Professional athletes dominate advertising space. It’s difficult to make it through a two-minute commercial break without seeing LeBron James sporting Beats or Peyton Manning singing about chicken parm. But how do companies know what athletes to sign to these advertising deals?
Founded in 2014, MVPIndex is a consulting firm designed to help make businesses make informed business decisions on who to hire as their spokesperson. Using a unique brand ambassador index, the online service gives businesses information on an athlete’s social media habits.

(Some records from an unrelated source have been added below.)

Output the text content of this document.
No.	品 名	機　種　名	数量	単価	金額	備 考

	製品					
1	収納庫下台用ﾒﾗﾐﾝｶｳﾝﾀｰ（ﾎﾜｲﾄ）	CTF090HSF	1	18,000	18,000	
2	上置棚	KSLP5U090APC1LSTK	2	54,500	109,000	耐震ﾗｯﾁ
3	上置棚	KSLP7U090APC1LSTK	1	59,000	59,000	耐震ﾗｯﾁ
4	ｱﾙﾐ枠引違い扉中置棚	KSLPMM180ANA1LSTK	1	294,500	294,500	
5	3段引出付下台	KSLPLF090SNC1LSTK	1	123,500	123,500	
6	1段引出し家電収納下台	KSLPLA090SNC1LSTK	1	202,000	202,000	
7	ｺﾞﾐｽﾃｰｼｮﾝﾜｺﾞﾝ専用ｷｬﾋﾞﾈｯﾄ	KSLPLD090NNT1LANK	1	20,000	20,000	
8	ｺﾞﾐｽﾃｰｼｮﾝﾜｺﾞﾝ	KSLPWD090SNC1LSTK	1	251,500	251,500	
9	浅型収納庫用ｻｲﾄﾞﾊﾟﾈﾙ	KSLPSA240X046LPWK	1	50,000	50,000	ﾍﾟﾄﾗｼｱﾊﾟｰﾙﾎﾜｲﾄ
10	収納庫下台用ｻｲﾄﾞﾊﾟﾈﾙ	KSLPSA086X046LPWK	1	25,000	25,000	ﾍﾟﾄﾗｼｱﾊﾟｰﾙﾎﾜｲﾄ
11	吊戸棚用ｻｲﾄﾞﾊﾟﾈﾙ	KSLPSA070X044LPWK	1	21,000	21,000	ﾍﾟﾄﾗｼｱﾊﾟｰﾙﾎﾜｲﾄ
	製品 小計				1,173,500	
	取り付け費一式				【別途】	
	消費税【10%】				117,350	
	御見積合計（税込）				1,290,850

The index tracks a professional athlete’s postings on Facebook, Twitter, Instagram, Google+ and YouTube, then gives them a rating of 0-10 based on their profiles’ reach, engagement and conversation.
Reach can best be categorized as the number of followers a player has on any given platform. The more followers, the higher the reach score.

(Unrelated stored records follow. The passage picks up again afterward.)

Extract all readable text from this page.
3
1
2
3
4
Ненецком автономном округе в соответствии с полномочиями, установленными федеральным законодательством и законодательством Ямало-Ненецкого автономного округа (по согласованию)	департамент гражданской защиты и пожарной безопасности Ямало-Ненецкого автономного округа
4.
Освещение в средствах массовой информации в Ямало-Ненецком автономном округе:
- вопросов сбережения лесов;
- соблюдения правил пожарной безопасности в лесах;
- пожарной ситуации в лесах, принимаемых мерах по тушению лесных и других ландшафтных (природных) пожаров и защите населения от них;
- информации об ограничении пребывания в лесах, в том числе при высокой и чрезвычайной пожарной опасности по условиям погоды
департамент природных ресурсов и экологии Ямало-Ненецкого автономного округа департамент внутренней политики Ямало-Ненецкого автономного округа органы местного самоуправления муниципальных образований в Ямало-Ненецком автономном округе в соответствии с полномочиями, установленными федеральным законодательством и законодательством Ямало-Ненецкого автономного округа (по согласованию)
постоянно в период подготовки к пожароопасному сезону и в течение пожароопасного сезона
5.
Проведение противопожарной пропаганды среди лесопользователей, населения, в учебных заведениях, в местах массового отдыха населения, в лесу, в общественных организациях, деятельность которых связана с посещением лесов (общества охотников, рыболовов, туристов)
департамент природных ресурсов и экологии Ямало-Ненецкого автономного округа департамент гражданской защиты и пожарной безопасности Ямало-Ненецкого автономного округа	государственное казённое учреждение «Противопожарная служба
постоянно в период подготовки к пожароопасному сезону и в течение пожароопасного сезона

Engagement is the frequency that an athlete replies to messages sent to them and retweets (or the platform equivalent) messages they are tagged in.
Conversation is the rate at which an athlete is talked about on social media. Frequency is not the only influence on this score, but also what is being said on social media. For example, an athlete being arrested will negatively impact this score.
Athletes are also only compared against other athletes in their sport, so Bubba Watson would not go up against Russell Wilson.
MVPIndex tracks more than 25,000 professional athletes, more than 1,000 teams, and 41 professional sports leagues including the Summer and Winter Olympics. In an interview with SportTechie, Chief Marketing Organizer and co-founder Kyle Wilson referred to MVPIndex as, “the largest database of sports media content in the world.”
“We started as an agency to help businesses and athletes build their digital brands. We work as the in-between to help brands find their guys for their organizations.” Wilson said.
MVPIndex is also able to provide data for the effectiveness of multiple brand ambassadors. For example, Subway could use MVPIndex to determine how Robert Griffin III was doing compared to Justin Tuck or any other NFL athlete selling their sandwiches.
In terms of future endeavors, the firm is working on a keyword module where businesses can type in a keyword and pull up every tweet in their database with that phrase to see what athletes are tweeting it.
Also, they have a system called Serendipity in development that while using that same keyword allows companies to pull up the top brand ambassador in each sport as well as across all sports when it comes to that phrase.
“What’s great about Serendipity is that it all comes in instantaneously,” Wilson said. “In the old days, you would have to go in and manually check the whole database without that search function.”